The only games in the casino that you can beat are ones where via a combination of the odds offered, strategy, tactics, etc. you’re able to turn them into a ‘Positive EV’ proposition. ‘EV’ is short for ‘Expected Value’ and most casino games are ‘Negative EV’ meaning that you’ll lose in the long term. It is impossible to turn a longterm profit in a Negative EV game. It doesn’t matter what system you use, what betting tactics you use and especially how you track the numbers and assess which ones are ‘due’. For some reason people have a hard time wrapping their head around the concept of ‘randomness’. That’s why we’ve talked in other articles about the ‘Gambler’s Fallacy’ and how many ersatz wise guys subscribe to this erroneous concept. Simply put, the ‘Gambler’s Fallacy’ is the misguided belief that random events in the past influence random events in the future.

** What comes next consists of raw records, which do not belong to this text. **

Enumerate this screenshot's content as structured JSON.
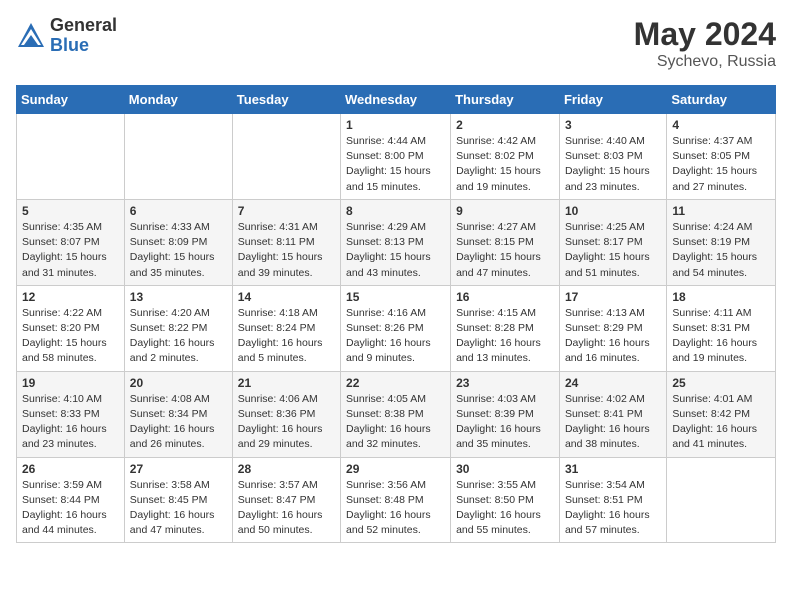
{
  "header": {
    "logo_general": "General",
    "logo_blue": "Blue",
    "month_year": "May 2024",
    "location": "Sychevo, Russia"
  },
  "calendar": {
    "days_of_week": [
      "Sunday",
      "Monday",
      "Tuesday",
      "Wednesday",
      "Thursday",
      "Friday",
      "Saturday"
    ],
    "weeks": [
      [
        {
          "day": "",
          "info": ""
        },
        {
          "day": "",
          "info": ""
        },
        {
          "day": "",
          "info": ""
        },
        {
          "day": "1",
          "info": "Sunrise: 4:44 AM\nSunset: 8:00 PM\nDaylight: 15 hours\nand 15 minutes."
        },
        {
          "day": "2",
          "info": "Sunrise: 4:42 AM\nSunset: 8:02 PM\nDaylight: 15 hours\nand 19 minutes."
        },
        {
          "day": "3",
          "info": "Sunrise: 4:40 AM\nSunset: 8:03 PM\nDaylight: 15 hours\nand 23 minutes."
        },
        {
          "day": "4",
          "info": "Sunrise: 4:37 AM\nSunset: 8:05 PM\nDaylight: 15 hours\nand 27 minutes."
        }
      ],
      [
        {
          "day": "5",
          "info": "Sunrise: 4:35 AM\nSunset: 8:07 PM\nDaylight: 15 hours\nand 31 minutes."
        },
        {
          "day": "6",
          "info": "Sunrise: 4:33 AM\nSunset: 8:09 PM\nDaylight: 15 hours\nand 35 minutes."
        },
        {
          "day": "7",
          "info": "Sunrise: 4:31 AM\nSunset: 8:11 PM\nDaylight: 15 hours\nand 39 minutes."
        },
        {
          "day": "8",
          "info": "Sunrise: 4:29 AM\nSunset: 8:13 PM\nDaylight: 15 hours\nand 43 minutes."
        },
        {
          "day": "9",
          "info": "Sunrise: 4:27 AM\nSunset: 8:15 PM\nDaylight: 15 hours\nand 47 minutes."
        },
        {
          "day": "10",
          "info": "Sunrise: 4:25 AM\nSunset: 8:17 PM\nDaylight: 15 hours\nand 51 minutes."
        },
        {
          "day": "11",
          "info": "Sunrise: 4:24 AM\nSunset: 8:19 PM\nDaylight: 15 hours\nand 54 minutes."
        }
      ],
      [
        {
          "day": "12",
          "info": "Sunrise: 4:22 AM\nSunset: 8:20 PM\nDaylight: 15 hours\nand 58 minutes."
        },
        {
          "day": "13",
          "info": "Sunrise: 4:20 AM\nSunset: 8:22 PM\nDaylight: 16 hours\nand 2 minutes."
        },
        {
          "day": "14",
          "info": "Sunrise: 4:18 AM\nSunset: 8:24 PM\nDaylight: 16 hours\nand 5 minutes."
        },
        {
          "day": "15",
          "info": "Sunrise: 4:16 AM\nSunset: 8:26 PM\nDaylight: 16 hours\nand 9 minutes."
        },
        {
          "day": "16",
          "info": "Sunrise: 4:15 AM\nSunset: 8:28 PM\nDaylight: 16 hours\nand 13 minutes."
        },
        {
          "day": "17",
          "info": "Sunrise: 4:13 AM\nSunset: 8:29 PM\nDaylight: 16 hours\nand 16 minutes."
        },
        {
          "day": "18",
          "info": "Sunrise: 4:11 AM\nSunset: 8:31 PM\nDaylight: 16 hours\nand 19 minutes."
        }
      ],
      [
        {
          "day": "19",
          "info": "Sunrise: 4:10 AM\nSunset: 8:33 PM\nDaylight: 16 hours\nand 23 minutes."
        },
        {
          "day": "20",
          "info": "Sunrise: 4:08 AM\nSunset: 8:34 PM\nDaylight: 16 hours\nand 26 minutes."
        },
        {
          "day": "21",
          "info": "Sunrise: 4:06 AM\nSunset: 8:36 PM\nDaylight: 16 hours\nand 29 minutes."
        },
        {
          "day": "22",
          "info": "Sunrise: 4:05 AM\nSunset: 8:38 PM\nDaylight: 16 hours\nand 32 minutes."
        },
        {
          "day": "23",
          "info": "Sunrise: 4:03 AM\nSunset: 8:39 PM\nDaylight: 16 hours\nand 35 minutes."
        },
        {
          "day": "24",
          "info": "Sunrise: 4:02 AM\nSunset: 8:41 PM\nDaylight: 16 hours\nand 38 minutes."
        },
        {
          "day": "25",
          "info": "Sunrise: 4:01 AM\nSunset: 8:42 PM\nDaylight: 16 hours\nand 41 minutes."
        }
      ],
      [
        {
          "day": "26",
          "info": "Sunrise: 3:59 AM\nSunset: 8:44 PM\nDaylight: 16 hours\nand 44 minutes."
        },
        {
          "day": "27",
          "info": "Sunrise: 3:58 AM\nSunset: 8:45 PM\nDaylight: 16 hours\nand 47 minutes."
        },
        {
          "day": "28",
          "info": "Sunrise: 3:57 AM\nSunset: 8:47 PM\nDaylight: 16 hours\nand 50 minutes."
        },
        {
          "day": "29",
          "info": "Sunrise: 3:56 AM\nSunset: 8:48 PM\nDaylight: 16 hours\nand 52 minutes."
        },
        {
          "day": "30",
          "info": "Sunrise: 3:55 AM\nSunset: 8:50 PM\nDaylight: 16 hours\nand 55 minutes."
        },
        {
          "day": "31",
          "info": "Sunrise: 3:54 AM\nSunset: 8:51 PM\nDaylight: 16 hours\nand 57 minutes."
        },
        {
          "day": "",
          "info": ""
        }
      ]
    ]
  }
}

An example of this is what we discussed above–how certain numbers are ‘due’ because of the numbers that have come before it.

The ‘house edge’ of American Roulette (a ‘double zero’ wheel) is 2.70%. The ‘house edge’ of European roulette is 5.26%. There are some rules such as ‘En Prison’ or ‘Le Partage’ that can modify the edge slightly but nowhere near enough to make roulette a ‘Positive EV’ game. These percentages simply cannot be overcome by anything that the player can do (at least do legally–a ‘crooked roulette wheel’ or other form of manipulation is theoretically possible but will also land you in jail in Nevada and elsewhere).

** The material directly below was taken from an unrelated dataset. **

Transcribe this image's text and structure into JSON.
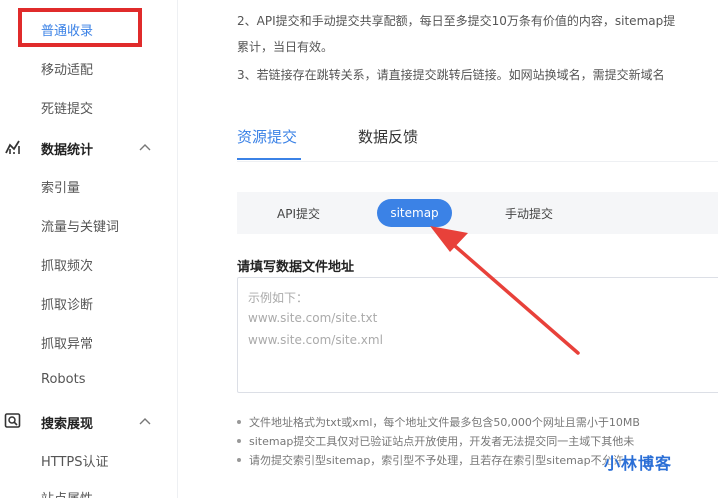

Players *can* get lucky and win in the short term. It’s important to not misconstrue what is happening. If you do profit in the short term it’s not because of a ‘system’ or a ‘betting strategy’. The probability gods are smiling on you. You can be sure that they won’t continue to do so for the long term. This isn’t because you’re then ‘due’ to lose–it’s because of a mathematical concept called ‘the Law of Large Numbers’.

What the ‘Law of Large Numbers’ says, simply put, is that while short-term variance can occur with a small number of repetitions of a random event that as the number of repetitions increase the outcome will be closer to the ‘expected value’. So after 100 spins you might have a big profit. After 1000, 100,000 or 1,000,000 rolls your percentages will start to move closer to the ‘house edge’ on whatever variant of roulette you’re playing. The point of this is that it’s important to know what you’re up against mathematically. That’s why you can’t ‘bet more than you can afford to lose’ or think that you have some kind of a ‘system’ that guarantees profit.